A lot will depend upon the air impingement oven we’re talking about, as well as the type and formulation of pizza we’re making, but for the most part, you can make any pizza in an air impingement oven that you can in a deck oven, and with the new, heatrh bake disks from Lloyd Pans <
www.lloydpans.com> you can even make a great New York style thin crust pizza in an air impingement oven that can’t be distinguished from one baked in a typical deck oven. That is saying a lot!
The main difference between the two ovens is that the air impingers have one or two bake times (depending upon if you have a single or split conveyor) and a single baking temperature.; Deck ovens, on the other hane also have a single temperature, but they have infinite baking time as YOU are ther one who decides when the pizza comes out of the oven.

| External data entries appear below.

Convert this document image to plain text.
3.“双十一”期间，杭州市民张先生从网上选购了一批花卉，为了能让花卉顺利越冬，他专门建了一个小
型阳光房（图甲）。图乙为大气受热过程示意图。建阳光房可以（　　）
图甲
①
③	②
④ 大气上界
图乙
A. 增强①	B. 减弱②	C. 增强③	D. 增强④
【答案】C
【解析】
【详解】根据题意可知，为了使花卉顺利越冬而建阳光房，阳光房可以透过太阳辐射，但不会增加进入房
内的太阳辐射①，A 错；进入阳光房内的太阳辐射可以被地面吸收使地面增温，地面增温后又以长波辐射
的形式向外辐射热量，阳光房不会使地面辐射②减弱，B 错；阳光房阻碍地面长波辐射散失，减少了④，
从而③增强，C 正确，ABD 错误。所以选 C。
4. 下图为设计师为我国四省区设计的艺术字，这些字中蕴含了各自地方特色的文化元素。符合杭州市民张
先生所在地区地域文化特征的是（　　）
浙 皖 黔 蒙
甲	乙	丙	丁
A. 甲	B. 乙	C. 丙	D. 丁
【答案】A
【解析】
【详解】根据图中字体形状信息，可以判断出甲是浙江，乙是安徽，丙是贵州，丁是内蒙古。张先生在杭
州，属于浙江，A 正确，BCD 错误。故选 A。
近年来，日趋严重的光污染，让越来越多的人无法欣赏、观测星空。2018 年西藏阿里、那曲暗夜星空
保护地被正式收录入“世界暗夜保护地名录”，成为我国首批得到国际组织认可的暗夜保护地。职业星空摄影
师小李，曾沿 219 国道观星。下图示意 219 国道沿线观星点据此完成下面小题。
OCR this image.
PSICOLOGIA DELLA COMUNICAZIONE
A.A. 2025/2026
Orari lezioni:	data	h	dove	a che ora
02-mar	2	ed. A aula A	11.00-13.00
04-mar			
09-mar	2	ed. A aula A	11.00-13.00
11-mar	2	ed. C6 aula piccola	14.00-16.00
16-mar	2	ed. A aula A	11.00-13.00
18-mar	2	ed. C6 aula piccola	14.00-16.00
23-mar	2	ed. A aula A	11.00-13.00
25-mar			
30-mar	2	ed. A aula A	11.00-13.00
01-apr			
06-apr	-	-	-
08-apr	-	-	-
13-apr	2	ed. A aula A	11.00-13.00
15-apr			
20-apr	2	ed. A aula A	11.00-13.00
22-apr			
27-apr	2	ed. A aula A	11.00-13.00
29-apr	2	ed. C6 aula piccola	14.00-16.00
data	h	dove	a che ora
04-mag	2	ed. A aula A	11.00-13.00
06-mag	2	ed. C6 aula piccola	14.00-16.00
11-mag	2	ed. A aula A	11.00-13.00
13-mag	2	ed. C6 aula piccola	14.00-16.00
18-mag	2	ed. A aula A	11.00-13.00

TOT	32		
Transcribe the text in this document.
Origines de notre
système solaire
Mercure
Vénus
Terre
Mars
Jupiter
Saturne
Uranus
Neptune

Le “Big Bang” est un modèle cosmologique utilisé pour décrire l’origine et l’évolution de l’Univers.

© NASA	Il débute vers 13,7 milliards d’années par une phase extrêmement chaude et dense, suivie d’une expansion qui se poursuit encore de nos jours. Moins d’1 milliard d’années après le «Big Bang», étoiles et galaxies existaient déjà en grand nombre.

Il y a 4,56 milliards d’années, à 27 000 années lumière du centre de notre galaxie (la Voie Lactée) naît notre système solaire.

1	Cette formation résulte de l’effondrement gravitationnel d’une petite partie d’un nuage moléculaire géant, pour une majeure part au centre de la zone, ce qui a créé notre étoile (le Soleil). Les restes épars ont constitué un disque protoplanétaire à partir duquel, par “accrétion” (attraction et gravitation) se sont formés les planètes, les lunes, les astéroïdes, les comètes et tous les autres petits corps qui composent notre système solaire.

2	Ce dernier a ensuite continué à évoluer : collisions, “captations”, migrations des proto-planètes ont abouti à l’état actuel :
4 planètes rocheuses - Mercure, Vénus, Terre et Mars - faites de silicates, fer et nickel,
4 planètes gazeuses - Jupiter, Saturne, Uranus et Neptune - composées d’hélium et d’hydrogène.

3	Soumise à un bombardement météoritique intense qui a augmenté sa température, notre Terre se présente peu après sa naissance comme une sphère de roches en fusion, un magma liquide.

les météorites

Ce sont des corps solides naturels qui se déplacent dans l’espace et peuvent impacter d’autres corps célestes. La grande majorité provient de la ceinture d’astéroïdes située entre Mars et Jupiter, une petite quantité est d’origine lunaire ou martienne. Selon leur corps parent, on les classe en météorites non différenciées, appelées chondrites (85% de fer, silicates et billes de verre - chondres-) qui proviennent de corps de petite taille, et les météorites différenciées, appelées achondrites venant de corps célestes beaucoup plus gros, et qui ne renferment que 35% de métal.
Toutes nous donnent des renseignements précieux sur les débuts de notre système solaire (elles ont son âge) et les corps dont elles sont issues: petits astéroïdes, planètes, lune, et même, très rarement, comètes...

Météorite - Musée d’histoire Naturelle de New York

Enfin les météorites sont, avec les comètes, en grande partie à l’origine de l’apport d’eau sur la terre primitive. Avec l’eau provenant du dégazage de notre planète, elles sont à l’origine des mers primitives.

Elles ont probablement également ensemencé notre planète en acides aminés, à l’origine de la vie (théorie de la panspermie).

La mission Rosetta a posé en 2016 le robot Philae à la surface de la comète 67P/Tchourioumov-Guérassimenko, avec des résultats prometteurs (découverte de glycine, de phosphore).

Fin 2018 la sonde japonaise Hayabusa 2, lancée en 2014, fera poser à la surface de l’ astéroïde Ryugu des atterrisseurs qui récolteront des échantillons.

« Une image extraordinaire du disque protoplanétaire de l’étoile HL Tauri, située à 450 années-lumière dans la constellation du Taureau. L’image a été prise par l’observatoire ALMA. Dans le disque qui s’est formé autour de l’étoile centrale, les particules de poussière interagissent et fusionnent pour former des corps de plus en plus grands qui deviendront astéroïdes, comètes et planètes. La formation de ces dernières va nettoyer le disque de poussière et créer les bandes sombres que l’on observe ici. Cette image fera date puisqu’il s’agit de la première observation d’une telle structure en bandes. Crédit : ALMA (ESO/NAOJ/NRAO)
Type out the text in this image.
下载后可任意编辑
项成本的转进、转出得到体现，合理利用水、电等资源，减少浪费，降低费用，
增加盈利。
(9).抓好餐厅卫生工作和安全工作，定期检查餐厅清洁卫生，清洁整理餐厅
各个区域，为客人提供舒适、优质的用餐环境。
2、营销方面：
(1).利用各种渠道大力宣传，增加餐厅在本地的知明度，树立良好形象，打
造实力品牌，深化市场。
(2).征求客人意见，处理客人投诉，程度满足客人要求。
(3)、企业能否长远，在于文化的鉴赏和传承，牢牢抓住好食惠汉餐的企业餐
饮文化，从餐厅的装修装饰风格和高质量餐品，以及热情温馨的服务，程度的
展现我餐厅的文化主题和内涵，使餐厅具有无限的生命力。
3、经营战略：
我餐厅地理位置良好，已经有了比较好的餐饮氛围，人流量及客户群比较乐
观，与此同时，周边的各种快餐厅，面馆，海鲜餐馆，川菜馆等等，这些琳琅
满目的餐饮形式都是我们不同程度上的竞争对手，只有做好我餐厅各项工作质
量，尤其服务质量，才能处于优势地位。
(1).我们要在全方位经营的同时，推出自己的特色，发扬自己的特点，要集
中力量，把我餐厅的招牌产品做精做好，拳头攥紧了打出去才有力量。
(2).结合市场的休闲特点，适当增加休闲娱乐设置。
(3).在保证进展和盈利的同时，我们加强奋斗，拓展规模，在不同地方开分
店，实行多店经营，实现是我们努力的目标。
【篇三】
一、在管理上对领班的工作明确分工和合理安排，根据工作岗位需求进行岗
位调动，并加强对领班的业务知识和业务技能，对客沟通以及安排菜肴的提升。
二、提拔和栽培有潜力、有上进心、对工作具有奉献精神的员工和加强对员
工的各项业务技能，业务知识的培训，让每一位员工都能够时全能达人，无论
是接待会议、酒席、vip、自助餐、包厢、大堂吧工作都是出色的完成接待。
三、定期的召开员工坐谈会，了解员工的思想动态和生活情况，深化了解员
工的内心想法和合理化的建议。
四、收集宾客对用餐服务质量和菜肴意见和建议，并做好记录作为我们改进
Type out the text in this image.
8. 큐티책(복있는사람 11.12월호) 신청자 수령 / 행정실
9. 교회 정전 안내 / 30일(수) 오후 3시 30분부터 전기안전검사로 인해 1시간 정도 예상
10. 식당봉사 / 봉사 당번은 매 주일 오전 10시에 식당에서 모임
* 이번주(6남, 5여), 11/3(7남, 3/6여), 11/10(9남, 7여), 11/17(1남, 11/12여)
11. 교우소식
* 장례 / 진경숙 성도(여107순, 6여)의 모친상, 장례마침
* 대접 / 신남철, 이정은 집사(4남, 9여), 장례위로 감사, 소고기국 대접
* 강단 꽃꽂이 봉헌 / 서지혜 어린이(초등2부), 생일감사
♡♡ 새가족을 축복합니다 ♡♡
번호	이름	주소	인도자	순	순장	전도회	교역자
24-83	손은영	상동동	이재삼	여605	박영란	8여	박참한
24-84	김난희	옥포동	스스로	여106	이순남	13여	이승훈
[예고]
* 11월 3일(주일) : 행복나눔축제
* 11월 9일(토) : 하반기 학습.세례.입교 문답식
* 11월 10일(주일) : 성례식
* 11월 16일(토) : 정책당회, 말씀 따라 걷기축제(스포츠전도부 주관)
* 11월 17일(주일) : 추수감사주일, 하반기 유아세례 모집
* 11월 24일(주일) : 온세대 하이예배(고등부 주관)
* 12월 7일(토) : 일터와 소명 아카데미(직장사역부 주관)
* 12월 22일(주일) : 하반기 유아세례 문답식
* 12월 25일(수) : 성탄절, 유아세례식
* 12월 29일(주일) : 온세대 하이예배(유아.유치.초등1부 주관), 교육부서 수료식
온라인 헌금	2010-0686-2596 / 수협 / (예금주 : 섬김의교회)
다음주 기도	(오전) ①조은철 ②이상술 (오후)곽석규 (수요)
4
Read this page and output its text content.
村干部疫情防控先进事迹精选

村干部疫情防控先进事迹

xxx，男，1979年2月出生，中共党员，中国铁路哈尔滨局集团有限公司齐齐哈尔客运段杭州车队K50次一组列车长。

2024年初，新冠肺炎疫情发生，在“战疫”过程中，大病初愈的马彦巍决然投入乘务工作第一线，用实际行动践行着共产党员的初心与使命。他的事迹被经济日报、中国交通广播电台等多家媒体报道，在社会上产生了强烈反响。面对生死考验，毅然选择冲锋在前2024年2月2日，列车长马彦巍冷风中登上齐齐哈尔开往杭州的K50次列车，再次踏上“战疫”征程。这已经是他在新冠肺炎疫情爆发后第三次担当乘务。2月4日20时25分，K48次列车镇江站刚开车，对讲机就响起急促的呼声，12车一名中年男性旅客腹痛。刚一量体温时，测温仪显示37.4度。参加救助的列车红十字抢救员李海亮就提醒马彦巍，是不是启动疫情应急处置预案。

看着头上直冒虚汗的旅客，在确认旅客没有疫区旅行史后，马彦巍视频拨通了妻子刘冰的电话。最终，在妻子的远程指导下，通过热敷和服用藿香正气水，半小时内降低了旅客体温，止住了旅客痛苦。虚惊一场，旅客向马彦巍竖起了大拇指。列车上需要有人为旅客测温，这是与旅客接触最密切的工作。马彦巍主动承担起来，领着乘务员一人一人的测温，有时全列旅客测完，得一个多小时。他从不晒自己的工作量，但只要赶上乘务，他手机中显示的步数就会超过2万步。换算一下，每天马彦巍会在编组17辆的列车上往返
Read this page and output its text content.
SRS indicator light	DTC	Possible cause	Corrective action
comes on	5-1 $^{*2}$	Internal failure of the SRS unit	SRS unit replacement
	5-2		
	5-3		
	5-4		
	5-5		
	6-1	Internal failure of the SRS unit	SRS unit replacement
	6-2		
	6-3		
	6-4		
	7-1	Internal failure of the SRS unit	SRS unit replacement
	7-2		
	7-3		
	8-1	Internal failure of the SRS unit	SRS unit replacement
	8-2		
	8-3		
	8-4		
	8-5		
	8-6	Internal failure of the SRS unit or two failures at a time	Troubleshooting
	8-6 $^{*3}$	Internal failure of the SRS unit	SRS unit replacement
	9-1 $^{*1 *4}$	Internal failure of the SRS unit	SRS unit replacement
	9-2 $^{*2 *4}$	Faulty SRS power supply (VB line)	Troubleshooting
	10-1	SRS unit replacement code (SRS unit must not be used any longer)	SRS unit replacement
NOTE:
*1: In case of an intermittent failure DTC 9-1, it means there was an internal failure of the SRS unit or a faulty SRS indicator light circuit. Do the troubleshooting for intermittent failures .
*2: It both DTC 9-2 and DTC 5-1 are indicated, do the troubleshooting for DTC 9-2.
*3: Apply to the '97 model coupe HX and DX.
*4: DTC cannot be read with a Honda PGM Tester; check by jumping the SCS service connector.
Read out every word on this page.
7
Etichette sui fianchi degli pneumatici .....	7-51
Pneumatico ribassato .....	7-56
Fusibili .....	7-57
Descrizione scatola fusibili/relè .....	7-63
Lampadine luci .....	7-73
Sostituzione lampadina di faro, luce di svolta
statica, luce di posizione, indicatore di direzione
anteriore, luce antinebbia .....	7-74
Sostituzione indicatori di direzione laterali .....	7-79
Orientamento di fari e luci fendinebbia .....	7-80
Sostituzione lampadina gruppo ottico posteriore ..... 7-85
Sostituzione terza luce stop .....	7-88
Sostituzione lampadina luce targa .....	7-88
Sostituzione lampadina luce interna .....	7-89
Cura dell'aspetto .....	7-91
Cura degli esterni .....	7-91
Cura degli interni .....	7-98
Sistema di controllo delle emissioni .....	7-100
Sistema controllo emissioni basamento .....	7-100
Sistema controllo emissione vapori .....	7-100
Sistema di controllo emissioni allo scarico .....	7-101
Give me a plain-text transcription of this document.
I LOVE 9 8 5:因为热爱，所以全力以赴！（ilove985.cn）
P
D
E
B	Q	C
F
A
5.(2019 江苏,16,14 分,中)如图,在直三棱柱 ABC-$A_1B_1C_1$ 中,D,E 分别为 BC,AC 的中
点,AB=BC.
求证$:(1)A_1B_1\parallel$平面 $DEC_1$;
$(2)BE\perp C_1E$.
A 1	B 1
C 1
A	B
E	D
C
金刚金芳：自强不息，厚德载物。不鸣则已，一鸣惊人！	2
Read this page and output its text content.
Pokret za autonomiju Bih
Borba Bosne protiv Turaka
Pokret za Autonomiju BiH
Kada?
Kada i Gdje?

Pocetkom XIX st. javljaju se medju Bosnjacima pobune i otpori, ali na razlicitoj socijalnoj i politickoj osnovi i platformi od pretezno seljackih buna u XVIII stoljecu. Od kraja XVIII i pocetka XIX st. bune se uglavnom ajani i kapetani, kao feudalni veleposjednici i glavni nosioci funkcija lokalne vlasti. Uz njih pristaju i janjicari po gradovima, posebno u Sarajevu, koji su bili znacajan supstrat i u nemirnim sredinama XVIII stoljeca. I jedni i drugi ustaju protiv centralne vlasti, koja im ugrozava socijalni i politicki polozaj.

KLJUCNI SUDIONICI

For this reason, deck ovens might be better suited to those operations where there are a lot of things (different thingd) going through the oven, where as the air impingers are superior if you need to have a lot of pizzas, all similarly sized, in as short a time as possible. Air impingers will out bake a deck oven with regard to pizzas per hour, but they do tend to be more dedicated so you might find that two air impingers are needed to replace that deck oven, but on the brighter side, those two impingers will provide a faster, more consistent bake, and if you have a lot of vegetable toppings, a drier topped pizza to boot. Here’s a neat approach, get the air impinger, but keep your old deck oven just to bake all the different stuff in, use the new impinger to bake the bulk of your pizzas in, probably al those medium and large size thin crusts.